Presentation

For a long time in the 20th century, at a time when the discipline was undergoing major epistemological changes, the Collège de France did not have a chair teaching the history of the Western Middle Ages. While the Byzantine East was provided with specialists from 1927 until 2001 (from Gabriel Millet to Gilbert Dagron), Western medieval history remained the poor relation alongside literature, numismatics and philosophy, all of which had their own representatives. The creation of the Chair in the History of Medieval Societies, proposed by Byzantinist Paul Lemerle, was based on the realization that, having established the event and institutional history of the Middle Ages, the time had come to focus on the " complexity and normative organization of human-to-human relationships ", by tackling relatively new fields of study such as rural archaeology, kinship structures and semantics to reflect the global character and diversity of Western medieval societies, with their customs, institutions, beliefs, mentalities, artists, scholars and ideals (report dated November 30 1969).

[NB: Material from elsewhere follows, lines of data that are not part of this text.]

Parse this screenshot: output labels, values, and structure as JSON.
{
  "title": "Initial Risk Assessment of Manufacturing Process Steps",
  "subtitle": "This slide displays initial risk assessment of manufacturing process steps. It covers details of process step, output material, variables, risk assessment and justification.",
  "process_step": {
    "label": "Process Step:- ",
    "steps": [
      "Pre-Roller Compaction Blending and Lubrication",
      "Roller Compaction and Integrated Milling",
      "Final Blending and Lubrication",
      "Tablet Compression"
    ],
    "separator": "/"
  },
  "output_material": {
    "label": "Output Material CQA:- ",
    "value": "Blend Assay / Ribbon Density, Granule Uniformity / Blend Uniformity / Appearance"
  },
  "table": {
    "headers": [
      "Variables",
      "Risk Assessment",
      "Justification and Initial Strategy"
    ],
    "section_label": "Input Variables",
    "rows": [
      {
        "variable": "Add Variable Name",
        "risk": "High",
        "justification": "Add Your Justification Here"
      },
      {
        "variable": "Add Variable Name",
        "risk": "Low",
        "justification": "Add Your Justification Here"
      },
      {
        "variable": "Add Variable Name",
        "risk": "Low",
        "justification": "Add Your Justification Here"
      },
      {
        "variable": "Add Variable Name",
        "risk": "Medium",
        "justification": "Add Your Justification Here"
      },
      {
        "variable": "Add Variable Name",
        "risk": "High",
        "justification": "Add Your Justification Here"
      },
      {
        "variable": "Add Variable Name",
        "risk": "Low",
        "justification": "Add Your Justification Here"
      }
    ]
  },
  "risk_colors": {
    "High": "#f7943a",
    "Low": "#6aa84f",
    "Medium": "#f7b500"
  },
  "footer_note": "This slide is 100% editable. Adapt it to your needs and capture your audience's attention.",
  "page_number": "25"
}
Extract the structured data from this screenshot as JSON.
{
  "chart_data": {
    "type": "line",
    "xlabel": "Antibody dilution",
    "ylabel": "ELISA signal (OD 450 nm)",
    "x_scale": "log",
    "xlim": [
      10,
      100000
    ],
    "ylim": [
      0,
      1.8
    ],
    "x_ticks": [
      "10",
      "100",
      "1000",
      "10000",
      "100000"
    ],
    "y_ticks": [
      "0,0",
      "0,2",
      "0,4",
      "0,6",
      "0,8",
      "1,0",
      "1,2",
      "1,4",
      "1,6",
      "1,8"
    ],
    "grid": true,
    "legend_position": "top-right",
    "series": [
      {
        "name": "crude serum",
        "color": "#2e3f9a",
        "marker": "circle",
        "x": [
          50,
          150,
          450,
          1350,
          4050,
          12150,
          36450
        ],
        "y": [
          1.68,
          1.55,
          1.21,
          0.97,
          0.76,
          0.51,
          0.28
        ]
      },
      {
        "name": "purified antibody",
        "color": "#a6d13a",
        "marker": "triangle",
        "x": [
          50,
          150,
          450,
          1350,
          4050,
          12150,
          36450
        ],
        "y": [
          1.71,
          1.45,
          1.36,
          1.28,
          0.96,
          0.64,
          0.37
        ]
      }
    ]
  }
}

Georges Duby, in his inaugural lecture on December 4 1970, set out his method, which was in keeping with the dynamic created by Lucien Febvre and Marc Bloch, and aimed to seek out " the living man beneath the dust of archives and in the silence of museums ". The general framework is thus established, and structures the whole of his teaching for twenty years, as well as his immense editorial work, both scholarly and popular : without distorting anachronism or naivety in the face of sources, he encourages the development of a social history or history of " mentalités ", which uses the tools of anthropology and semiology (according to a theory already posited in L'Histoire et ses méthodes, 1961). His method encompasses " all of history ", all traces of man in society, and through specific analyses aims to achieve syntheses that will enable us to rediscover " la vie historique ", in Michelet's words, i.e. the articulations and interactions within a globality.

During his teaching years at the Collège de France (1970-1991), Duby adhered to his initial program of a comparative history of the aristocracies of Western Europe between the 10th and 13th centuries, through a sociology of feudal warfare (1971-1973), an analysis of power relations in France and Europe, and an attempt at what he called " an investigation into the economic psychology of the attitude of aristocracies towards the profits of seigneurial exploitation ", i. e. essays on the ideology of the aristocracy and its role in the history of France. e. essays on the ideology and imaginary at work in the society of the three orders (1973-1987). Finally, he paid particular attention to the study of kinship relations and matrimonial practices, illustrating the " private life " of medieval society, and in particular the place of women (1979-1991).